The following seven V’s represent characteristics and challenges of open data:
- Validity: data quality, proper documentation, and data usefulness are always an imperative, but it is even more critical to pay attention to these data validity concerns when your organization’s data are exposed to scrutiny and inspection by others.
- Value: new ideas, new businesses, and innovations can arise from the insights and trends that are found in open data, thereby creating new value both internal and external to the organization.
- Variety: the number of data types, formats, and schema are as varied as the number of organizations who collect data. Exposing this enormous variety to the world is a scary proposition for any data scientist.
- Voice: your open data becomes the voice of your organization to your stakeholders (including customers, clients, employees, sponsors, and the public).
- Vocabulary: the semantics and schema (data models) that describe your data are more critical than ever when you provide the data for others to use. Search, discovery, and proper reuse of data all require good metadata, descriptions, and data modeling.
- Vulnerability: the frequency of data theft and hacking incidents has increased dramatically in recent years — and this is for data that are well protected. The likelihood that your data will be compromised is even greater when the data are released “into the wild”. Open data are therefore much more vulnerable to misuse, abuse, manipulation, or alteration.

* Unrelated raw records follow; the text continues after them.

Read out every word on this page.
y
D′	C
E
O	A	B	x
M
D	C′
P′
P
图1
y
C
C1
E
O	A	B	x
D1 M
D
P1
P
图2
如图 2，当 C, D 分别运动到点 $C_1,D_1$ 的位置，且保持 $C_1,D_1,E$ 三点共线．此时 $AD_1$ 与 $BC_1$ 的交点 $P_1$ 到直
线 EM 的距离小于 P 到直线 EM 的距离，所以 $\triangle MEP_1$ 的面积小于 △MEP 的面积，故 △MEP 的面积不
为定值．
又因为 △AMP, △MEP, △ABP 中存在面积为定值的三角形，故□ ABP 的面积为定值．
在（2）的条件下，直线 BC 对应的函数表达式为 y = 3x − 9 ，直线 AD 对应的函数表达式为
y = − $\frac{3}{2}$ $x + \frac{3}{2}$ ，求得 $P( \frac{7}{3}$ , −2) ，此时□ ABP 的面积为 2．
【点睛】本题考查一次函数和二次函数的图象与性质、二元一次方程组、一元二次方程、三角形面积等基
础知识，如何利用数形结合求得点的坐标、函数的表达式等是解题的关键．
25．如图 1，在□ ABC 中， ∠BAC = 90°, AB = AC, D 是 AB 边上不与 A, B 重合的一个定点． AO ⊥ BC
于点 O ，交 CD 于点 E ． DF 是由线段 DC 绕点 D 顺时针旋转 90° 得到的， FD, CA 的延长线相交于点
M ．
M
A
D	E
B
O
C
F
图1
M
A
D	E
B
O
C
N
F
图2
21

- proVenance (okay, this is a “V” in the middle, but provenance is absolutely central to data curation and validity, especially for Open Data): maintaining a formal permanent record of the lineage of open data is essential for its proper use and understanding. Provenance includes ownership, origin, chain of custody, transformations that been made to it, processing that has been applied to it (including which versions of processing software were used), the data’s uses and their context, and more.
Open Data has many benefits when the 7 V’s are answered!
Kirk doesn’t address who pay the cost of the 7 V’s being answered.
The most obvious one for topic maps:
#5 Vocabulary: the semantics and schema (data models) that describe your data are more critical than ever when you provide the data for others to use….
Yes, “…when you provide the data for others to use.” If I can use my data without documenting the semantics and schema (data models), who covers the cost of my creating that documentation and schemas?
In any sufficiently large enterprise, when you ask for assistance, the response will ask for the contract number to which the assistance should be billed.
If you know your Heinlein, then you know the acronym TANSTaaFL (“There ain’t no such thing as a free lunch”) and its application here is obvious.
Or should I say its application is obvious from the repeated calls for better documentation and models and the continued absence of the same?
Who do you think should be paying for better documentation and data models?